Ao fim de 12 anos de episódios hilariantes a série Teoria do Big Bang chegou ao fim. Alguns perguntaram-se - "E agora?" ou "Que sentido pode haver a partir de agora?". Tal como muitos outros adolescentes normativos o questionam, os jovens autistas também perguntam sobre o propósito e o sentido da vida. Tal como diz o Sheldon Cooper, " I'm meant for greater things, like unraveling the mysteries of the universe, not determining when it's safe to pass a stopped school bus on a country road.".
Pergunta de retórica - Quem nunca se questionou acerca do propósito e significado da vida que levante o braço? Silêncio!

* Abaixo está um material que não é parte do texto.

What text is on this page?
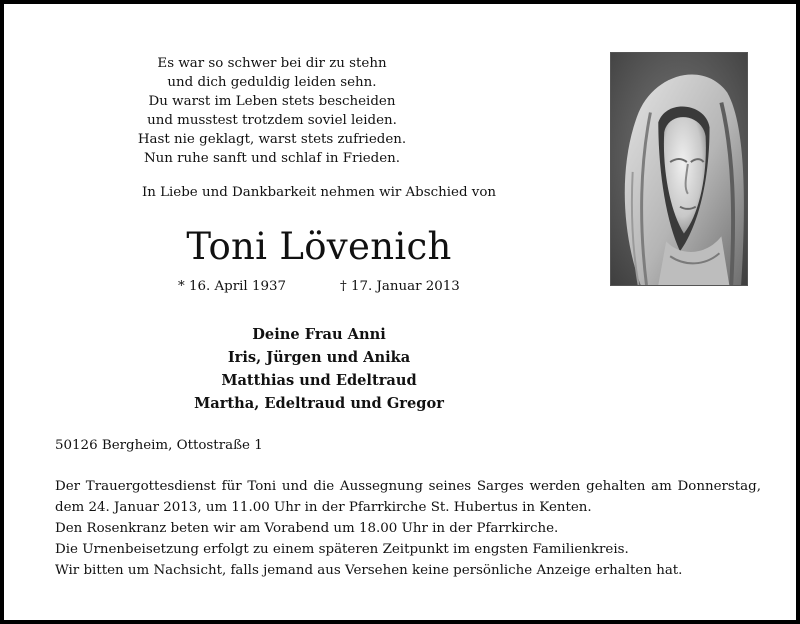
Es war so schwer bei dir zu stehn
und dich geduldig leiden sehn.
Du warst im Leben stets bescheiden
und musstest trotzdem soviel leiden.
Hast nie geklagt, warst stets zufrieden.
Nun ruhe sanft und schlaf in Frieden.
In Liebe und Dankbarkeit nehmen wir Abschied von
Toni Lövenich
* 16. April 1937	† 17. Januar 2013
Deine Frau Anni
Iris, Jürgen und Anika
Matthias und Edeltraud
Martha, Edeltraud und Gregor
50126 Bergheim, Ottostraße 1

Der Trauergottesdienst für Toni und die Aussegnung seines Sarges werden gehalten am Donnerstag, dem 24. Januar 2013, um 11.00 Uhr in der Pfarrkirche St. Hubertus in Kenten.

Den Rosenkranz beten wir am Vorabend um 18.00 Uhr in der Pfarrkirche.

Die Urnenbeisetzung erfolgt zu einem späteren Zeitpunkt im engsten Familienkreis.

Wir bitten um Nachsicht, falls jemand aus Versehen keine persönliche Anzeige erhalten hat.
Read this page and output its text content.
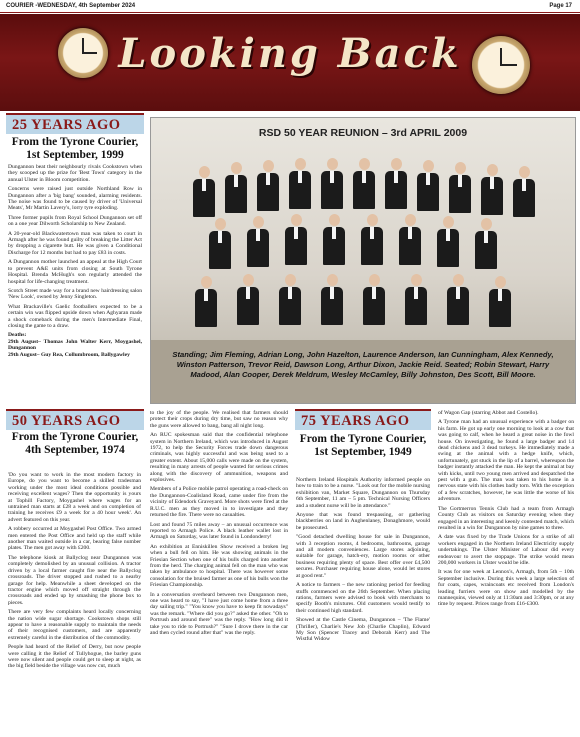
COURIER -WEDNESDAY, 4th September 2024	Page 17
Looking Back
25 YEARS AGO
From the Tyrone Courier, 1st September, 1999

Dungannon beat their neighbourly rivals Cookstown when they scooped up the prize for 'Best Town' category in the annual Ulster in Bloom competition.

Concerns were raised just outside Northland Row in Dungannon after a 'big bang' sounded, alarming residents. The noise was found to be caused by driver of 'Universal Meats', Mr Martin Lavery's, lorry tyre exploding.

Three former pupils from Royal School Dungannon set off on a one year Dilworth Scholarship to New Zealand.

A 20-year-old Blackwatertown man was taken to court in Armagh after he was found guilty of breaking the Litter Act by dropping a cigarette butt. He was given a Conditional Discharge for 12 months but had to pay £83 in costs.

A Dungannon mother launched an appeal at the High Court to prevent A&E units from closing at South Tyrone Hospital. Brenda McHugh's son regularly attended the hospital for life-changing treatment.

Scotch Street made way for a brand new hairdressing salon 'New Look', owned by Jenny Singleton.

What Brackaville's Gaelic footballers expected to be a certain win was flipped upside down when Aghyaran made a shock comeback during the men's Intermediate Final, closing the game to a draw.

Deaths:

29th August– Thomas John Walter Kerr, Moygashel, Dungannon

29th August– Guy Rea, Collumbroom, Ballygawley

RSD 50 YEAR REUNION – 3rd APRIL 2009
Standing; Jim Fleming, Adrian Long, John Hazelton, Laurence Anderson, Ian Cunningham, Alex Kennedy, Winston Patterson, Trevor Reid, Dawson Long, Arthur Dixon, Jackie Reid. Seated; Robin Stewart, Harry Madood, Alan Cooper, Derek Meldrum, Wesley McCamley, Billy Johnston, Des Scott, Bill Moore.
50 YEARS AGO
From the Tyrone Courier, 4th September, 1974

'Do you want to work in the most modern factory in Europe, do you want to become a skilled tradesman working under the most ideal conditions possible and receiving excellent wages? Then the opportunity is yours at Tophill Factory, Moygashel where wages for an untrained man starts at £28 a week and on completion of training he receives £9 a week for a 40 hour week'. An advert featured on this year.

A robbery occurred at Moygashel Post Office. Two armed men entered the Post Office and held up the staff while another man waited outside in a car, bearing false number plates. The men got away with £200.

The telephone kiosk at Ballyclog near Dungannon was completely demolished by an unusual collision. A tractor driven by a local farmer caught fire near the Ballyclog crossroads. The driver stopped and rushed to a nearby garage for help. Meanwhile a sheet developed on the tractor engine which moved off straight through the crossroads and ended up by smashing the phone box to pieces.

There are very few complaints heard locally concerning the nation wide sugar shortage. Cookstown shops still appear to have a reasonable supply to maintain the needs of their recognised customers, and are apparently extremely careful in the distribution of the commodity.

People had heard of the Relief of Derry, but now people were calling it the Relief of Tullyhogue, the barley guns were now silent and people could get to sleep at night, as the big field beside the village was now cut, much

to the joy of the people. We realised that farmers should protect their crops during dry time, but saw no reason why the guns were allowed to bang, bang all night long.

An RUC spokesman said that the confidential telephone system in Northern Ireland, which was introduced in August 1972, to help the Security Forces trade down dangerous criminals, was highly successful and was being used to a greater extent. About 15,000 calls were made on the system, resulting in many arrests of people wanted for serious crimes along with the discovery of ammunition, weapons and explosives.

Members of a Police mobile patrol operating a road-check on the Dungannon-Coalisland Road, came under fire from the vicinity of Edendork Graveyard. More shots were fired at the R.U.C. men as they moved in to investigate and they returned the fire. There were no casualties.

Lost and found 75 miles away – an unusual occurrence was reported to Armagh Police. A black leather wallet lost in Armagh on Saturday, was later found in Londonderry!

An exhibition at Enniskillen Show received a broken leg when a bull fell on him. He was showing animals in the Friesian Section when one of his bulls charged into another from the herd. The charging animal fell on the man who was taken by ambulance to hospital. There was however some consolation for the bruised farmer as one of his bulls won the Friesian Championship.

In a conversation overheard between two Dungannon men, one was heard to say, "I have just come home from a three day sailing trip." "You know you have to keep fit nowadays" was the remark. "Where did you go?" asked the other. "Oh to Portrush and around there" was the reply. "How long did it take you to ride to Portrush?" "Sure I drove there in the car and then cycled round after that" was the reply.

75 YEARS AGO
From the Tyrone Courier, 1st September, 1949

Northern Ireland Hospitals Authority informed people on how to train to be a nurse. "Look out for the mobile nursing exhibition van, Market Square, Dungannon on Thursday 6th September, 11 am – 5 pm. Technical Nursing Officers and a student nurse will be in attendance."

Anyone that was found trespassing, or gathering blackberries on land in Aughenlaney, Donaghmore, would be prosecuted.

"Good detached dwelling house for sale in Dungannon, with 3 reception rooms, 4 bedrooms, bathrooms, garage and all modern conveniences. Large stores adjoining, suitable for garage, hatch-ery, motion rooms or other business requiring plenty of space. Best offer over £4,500 secures. Purchaser requiring house alone, would let stores at good rent."

A notice to farmers – the new rationing period for feeding stuffs commenced on the 26th September. When placing rations, farmers were advised to book with merchants to specify Booth's mixtures. Old customers would testify to their continued high standard.

Showed at the Castle Cinema, Dungannon – 'The Flame' (Thriller), Charlie's New Job (Charlie Chaplin), Edward My Son (Spencer Tracey and Deborah Kerr) and The Wistful Widow

of Wagon Gap (starring Abbot and Costello).

A Tyrone man had an unusual experience with a badger on his farm. He got up early one morning to look at a cow that was going to calf, when he heard a great noise in the fowl house. On investigating, he found a large badger and 14 dead chickens and 3 dead turkeys. He immediately made a swing at the animal with a hedge knife, which, unfortunately, got stuck in the lip of a barrel, whereupon the badger instantly attacked the man. He kept the animal at bay with kicks, until two young men arrived and despatched the pest with a gun. The man was taken to his home in a nervous state with his clothes badly torn. With the exception of a few scratches, however, he was little the worse of his adventure.

The Gortmerron Tennis Club had a team from Armagh County Club as visitors on Saturday evening when they engaged in an interesting and keenly contested match, which resulted in a win for Dungannon by nine games to three.

A date was fixed by the Trade Unions for a strike of all workers engaged in the Northern Ireland Electricity supply undertakings. The Ulster Minister of Labour did every endeavour to avert the stoppage. The strike would mean 200,000 workers in Ulster would be idle.

It was for one week at Lennox's, Armagh, from 5th – 10th September inclusive. During this week a large selection of fur coats, capes, wraincoats etc received from London's leading furriers were on show and modelled by the mannequins, viewed only at 11:30am and 3:30pm, or at any time by request. Prices range from £16-£300.
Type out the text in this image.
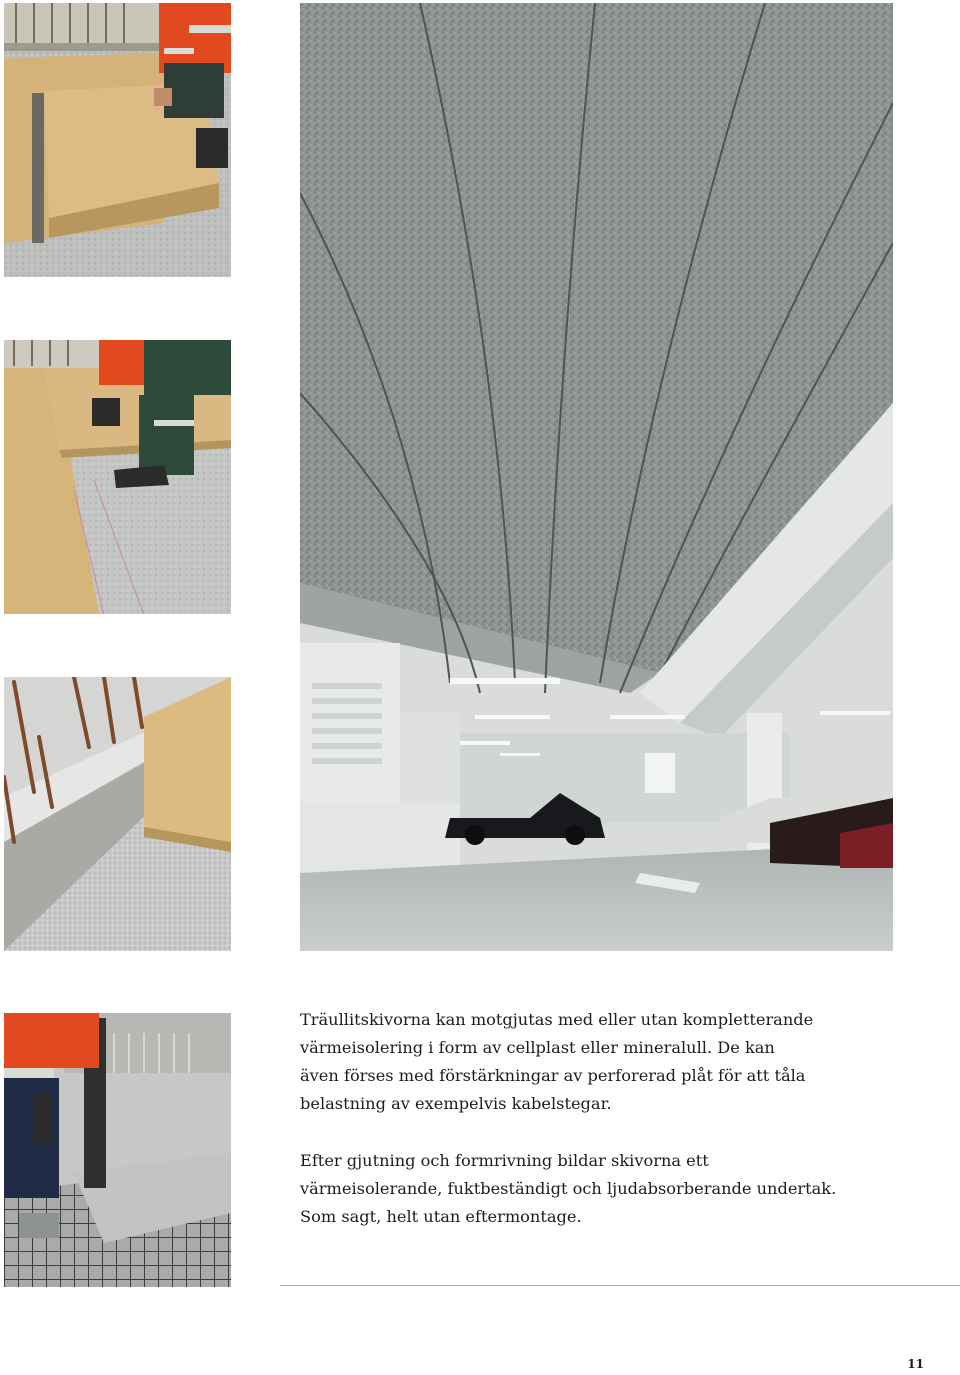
Träullitskivorna kan motgjutas med eller utan kompletterande
värmeisolering i form av cellplast eller mineralull. De kan
även förses med förstärkningar av perforerad plåt för att tåla
belastning av exempelvis kabelstegar.

Efter gjutning och formrivning bildar skivorna ett
värmeisolerande, fuktbeständigt och ljudabsorberande undertak.
Som sagt, helt utan eftermontage.

11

Apesar da profundidade da questão o seu teor introspectivo é fundamental. Alguns autores referem a relação deste questionamento com um desenvolvimento na juventude óptimo. Procurar e ter consciência de um propósito para a vida parece estar relacionado com outras questões igualmente importantes como esperança, satisfação com a vida e identificação com o processo de desenvolvimento. Jovens com um propósito são mais propensos a relacionar-se com as suas actividades e respectivo percurso académico. Por exemplo, adolescentes que têm a crença que o seu trabalho académico é mais relevante para a sua vida parecem manter melhores resultados escolares.
Qualquer um de nós na adolescência ou em outros momentos mais significativos da vida pensamos acerca do propósito e significado da vida. Procuramos colocarmo-nos em perspectiva e pensar acerca da nossa existência num plano fenomenológico.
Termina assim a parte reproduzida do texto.